Кто-то пустил по крепости слух, что за отличную стрельбу Пацевич выделил батарейцам полведра воды, и юнкер Евдокимов, терзаемый жаждой, побрел на задний двор.
Конюхи потерянно бродили вдоль коновязи, старались убрать все ведра, один вид которых приводил животных в неописуемую ярость. Они били копытами о твердую землю, тихо ржали, стараясь хватить человека губами за платье, чтобы напомнить о себе: ведь они-то ничего не знали об осаде, и, наверное, им, бедным, казалось, что о них просто забыли эти двуногие повелители, на которых они так славно трудились…

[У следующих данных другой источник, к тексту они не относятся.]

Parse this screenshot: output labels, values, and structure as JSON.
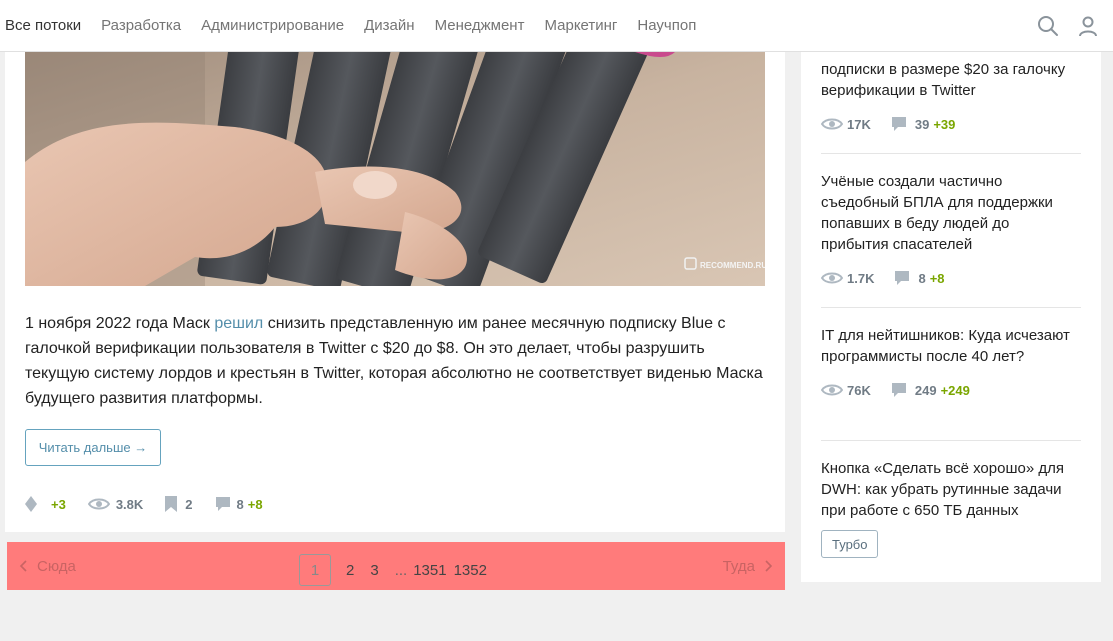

— Где же майор Потресов? — спросил юнкер.
— А эвон, на батарее…
Евдокимов с удивлением проследил за тем, как странно сегодня ведет себя артиллерист. Старый офицер, обычно такой скромный и по-солдатски осторожный, сейчас словно решил поиграть со смертью, которая кружилась вокруг него.
Рискуя угодить под глупую пулю, Евдокимов выскочил на середину двора, схватил старого офицера за локоть:
— Николай Сергеич, это ведь никому не нужно. Мы и так знаем о вашей смелости. Уйдемте отсюда, уйдемте…
Потресов обернулся, и лицо у него при этом было каким-то отвлеченным, словно он уже заглянул туда, откуда никто не возвращался. Сразу как-то сникнув и сильно побледнев, Потресов покорно дал юнкеру увести себя в укрытие. Они прошли в опустевшую кухню, заваленную черепками битой посуды, и присели на корточки возле обшарпанной грязной стены.